For an entire year now, Kizumonogatari has been my most anticipated and satisfying moviegoing experience. In no small part because I love the Monogatari Series with all of my heart, but because what SHAFT has constructed here is a cinematic feast for the senses which takes the strengths and weaknesses that make Monogatari and NisioIsin's writing what it is and translates them to the silver screen. And of course, nothing is perfect, but as they say in the film "It's impossible to make everyone happy, but there is a way to make everyone miserable." Those words could not fit the Kizumonogatari film trilogy any better both literally and figuratively.
I personally believe that the Monogatari Series as a whole is a story about life itself. All of the trials and tribulations we go through leave us with scars and wounds that will never heal, but from them we meet new people who we'll cherish in our hearts forever and have new experiences that will ultimately change us for the better. That is the WoundTale/ScarStory, and it is one that all of us have to tell. And we'll tell it to no one, but the world will still learn of it anyway. We know that this only makes our suffering greater but not all hope is lost...because its eternal proof that life is still worth living.

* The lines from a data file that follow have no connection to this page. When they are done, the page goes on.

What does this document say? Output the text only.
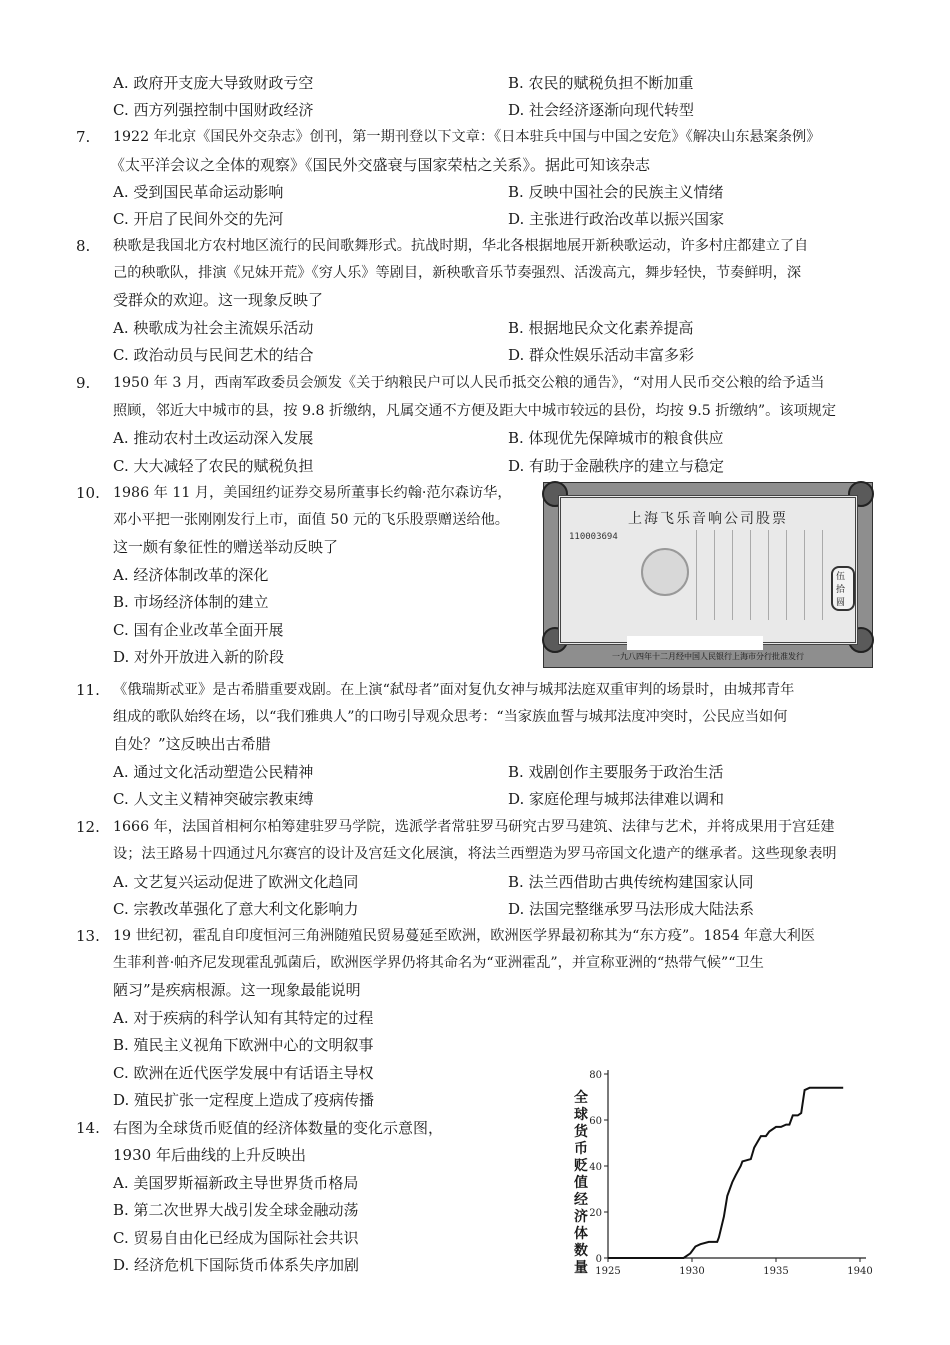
A. 政府开支庞大导致财政亏空	B. 农民的赋税负担不断加重
C. 西方列强控制中国财政经济	D. 社会经济逐渐向现代转型
7. 1922 年北京《国民外交杂志》创刊，第一期刊登以下文章：《日本驻兵中国与中国之安危》《解决山东悬案条例》
《太平洋会议之全体的观察》《国民外交盛衰与国家荣枯之关系》。据此可知该杂志
A. 受到国民革命运动影响	B. 反映中国社会的民族主义情绪
C. 开启了民间外交的先河	D. 主张进行政治改革以振兴国家
8. 秧歌是我国北方农村地区流行的民间歌舞形式。抗战时期，华北各根据地展开新秧歌运动，许多村庄都建立了自
己的秧歌队，排演《兄妹开荒》《穷人乐》等剧目，新秧歌音乐节奏强烈、活泼高亢，舞步轻快，节奏鲜明，深
受群众的欢迎。这一现象反映了
A. 秧歌成为社会主流娱乐活动	B. 根据地民众文化素养提高
C. 政治动员与民间艺术的结合	D. 群众性娱乐活动丰富多彩
9. 1950 年 3 月，西南军政委员会颁发《关于纳粮民户可以人民币抵交公粮的通告》，“对用人民币交公粮的给予适当
照顾，邻近大中城市的县，按 9.8 折缴纳，凡属交通不方便及距大中城市较远的县份，均按 9.5 折缴纳”。该项规定
A. 推动农村土改运动深入发展	B. 体现优先保障城市的粮食供应
C. 大大减轻了农民的赋税负担	D. 有助于金融秩序的建立与稳定
10. 1986 年 11 月，美国纽约证券交易所董事长约翰·范尔森访华，
邓小平把一张刚刚发行上市，面值 50 元的飞乐股票赠送给他。
这一颇有象征性的赠送举动反映了
A. 经济体制改革的深化
B. 市场经济体制的建立
C. 国有企业改革全面开展
D. 对外开放进入新的阶段
上海飞乐音响公司股票
110003694
伍拾圆
一九八四年十二月经中国人民银行上海市分行批准发行
11. 《俄瑞斯忒亚》是古希腊重要戏剧。在上演“弑母者”面对复仇女神与城邦法庭双重审判的场景时，由城邦青年
组成的歌队始终在场，以“我们雅典人”的口吻引导观众思考：“当家族血誓与城邦法度冲突时，公民应当如何
自处？”这反映出古希腊
A. 通过文化活动塑造公民精神	B. 戏剧创作主要服务于政治生活
C. 人文主义精神突破宗教束缚	D. 家庭伦理与城邦法律难以调和
12. 1666 年，法国首相柯尔柏筹建驻罗马学院，选派学者常驻罗马研究古罗马建筑、法律与艺术，并将成果用于宫廷建
设；法王路易十四通过凡尔赛宫的设计及宫廷文化展演，将法兰西塑造为罗马帝国文化遗产的继承者。这些现象表明
A. 文艺复兴运动促进了欧洲文化趋同	B. 法兰西借助古典传统构建国家认同
C. 宗教改革强化了意大利文化影响力	D. 法国完整继承罗马法形成大陆法系
13. 19 世纪初，霍乱自印度恒河三角洲随殖民贸易蔓延至欧洲，欧洲医学界最初称其为“东方疫”。1854 年意大利医
生菲利普·帕齐尼发现霍乱弧菌后，欧洲医学界仍将其命名为“亚洲霍乱”，并宣称亚洲的“热带气候”“卫生
陋习”是疾病根源。这一现象最能说明
A. 对于疾病的科学认知有其特定的过程
B. 殖民主义视角下欧洲中心的文明叙事
C. 欧洲在近代医学发展中有话语主导权
D. 殖民扩张一定程度上造成了疫病传播
14. 右图为全球货币贬值的经济体数量的变化示意图，
1930 年后曲线的上升反映出
A. 美国罗斯福新政主导世界货币格局
B. 第二次世界大战引发全球金融动荡
C. 贸易自由化已经成为国际社会共识
D. 经济危机下国际货币体系失序加剧
全球货币贬值经济体数量
0
20
40
60
80
1925	1930	1935	1940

As an adaptation of the final third of the light novel, Reiketsu-hen excels at fostering that much needed emotional catharsis by bringing NisioIsin's retroactive origin story event climax to life. You will be guaranteed to cry and have your heartstrings tugged at, but these will not be tears of sorrow or misery. These characters do not want you to feel bad for them in any sort of way.
If I have one gripe about Tatsuya Oishi's direction with this final installment, its that I felt certain particularly serious and emotionally detached moments were, unfortunately, victim to tonal disparity by intercutting amusing sound effects and imagery among them, which felt a tad too frivolous for my tastes. Now to be fair, the novel had similar scenes and sequences as well, but its tone was more consistent. I'm not certain as to how many people will experience the same amount of whiplash, especially those who have read the source material, but for me, it is not so egregious that it ultimately dragged down the film entirely overall.

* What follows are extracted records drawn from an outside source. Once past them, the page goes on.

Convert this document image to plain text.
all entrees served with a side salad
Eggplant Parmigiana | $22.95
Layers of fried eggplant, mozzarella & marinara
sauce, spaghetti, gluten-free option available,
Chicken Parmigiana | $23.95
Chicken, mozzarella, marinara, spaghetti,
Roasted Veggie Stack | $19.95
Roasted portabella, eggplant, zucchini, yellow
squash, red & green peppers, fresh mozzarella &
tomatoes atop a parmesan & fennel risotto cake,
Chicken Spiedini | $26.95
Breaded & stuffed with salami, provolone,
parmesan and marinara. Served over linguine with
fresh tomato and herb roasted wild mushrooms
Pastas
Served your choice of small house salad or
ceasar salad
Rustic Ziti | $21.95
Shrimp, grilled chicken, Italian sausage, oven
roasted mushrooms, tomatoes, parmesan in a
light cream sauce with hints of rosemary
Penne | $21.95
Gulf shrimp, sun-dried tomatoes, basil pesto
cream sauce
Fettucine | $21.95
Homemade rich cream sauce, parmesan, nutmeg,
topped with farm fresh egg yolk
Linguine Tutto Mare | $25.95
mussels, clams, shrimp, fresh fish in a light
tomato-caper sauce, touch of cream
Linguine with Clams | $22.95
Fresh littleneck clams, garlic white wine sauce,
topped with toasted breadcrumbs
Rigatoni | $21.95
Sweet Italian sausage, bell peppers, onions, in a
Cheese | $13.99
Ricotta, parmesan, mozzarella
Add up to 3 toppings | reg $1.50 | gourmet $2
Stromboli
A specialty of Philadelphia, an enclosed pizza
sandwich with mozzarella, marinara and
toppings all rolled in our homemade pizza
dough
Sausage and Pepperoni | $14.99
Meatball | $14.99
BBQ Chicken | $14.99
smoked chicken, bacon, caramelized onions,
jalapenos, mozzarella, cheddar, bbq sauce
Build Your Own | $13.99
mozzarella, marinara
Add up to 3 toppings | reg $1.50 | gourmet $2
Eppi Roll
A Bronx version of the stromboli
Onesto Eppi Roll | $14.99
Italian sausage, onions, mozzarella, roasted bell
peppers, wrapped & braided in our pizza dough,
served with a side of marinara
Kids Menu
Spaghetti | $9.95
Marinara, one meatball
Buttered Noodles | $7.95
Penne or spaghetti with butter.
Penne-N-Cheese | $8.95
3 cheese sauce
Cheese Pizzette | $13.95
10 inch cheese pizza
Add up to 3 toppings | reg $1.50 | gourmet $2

Once again being immersed in the experience as if I was living it with them, I laughed, I cried, I felt embarrassed and turned on by the lechery and smugness of Koyomi Araragi, Kiss-Shot Acerola Orion Heart-under-Blade, Tsubasa Hanekawa, and Meme Oshino. I felt their wounds, and how rather than handicap them, it empowered them to become the characters that I've grown to know and love so much about as I've been watching this series.
And that is all I could ever truly ask for.
The entire iron-blooded, hot-blooded and cold-blooded trilogy may not be a perfect adaptation, but collectively it is, just like the TV series, a 10/10 experience. Everything I want from anime and cinema is here. And my love for SHAFT and this series only grows stronger every day.
Thank you for bringing this six years in the making masterpiece to life, Tatsuya Oishi and Akiyuki Shinbo. Congratulations.
With that, there's nothing left to do except wait until Owarimonogatari Season 2 and the Bluray release of Reiketsu-hen in July. And get volume 3 of the Bakemonogatari light novel later this month.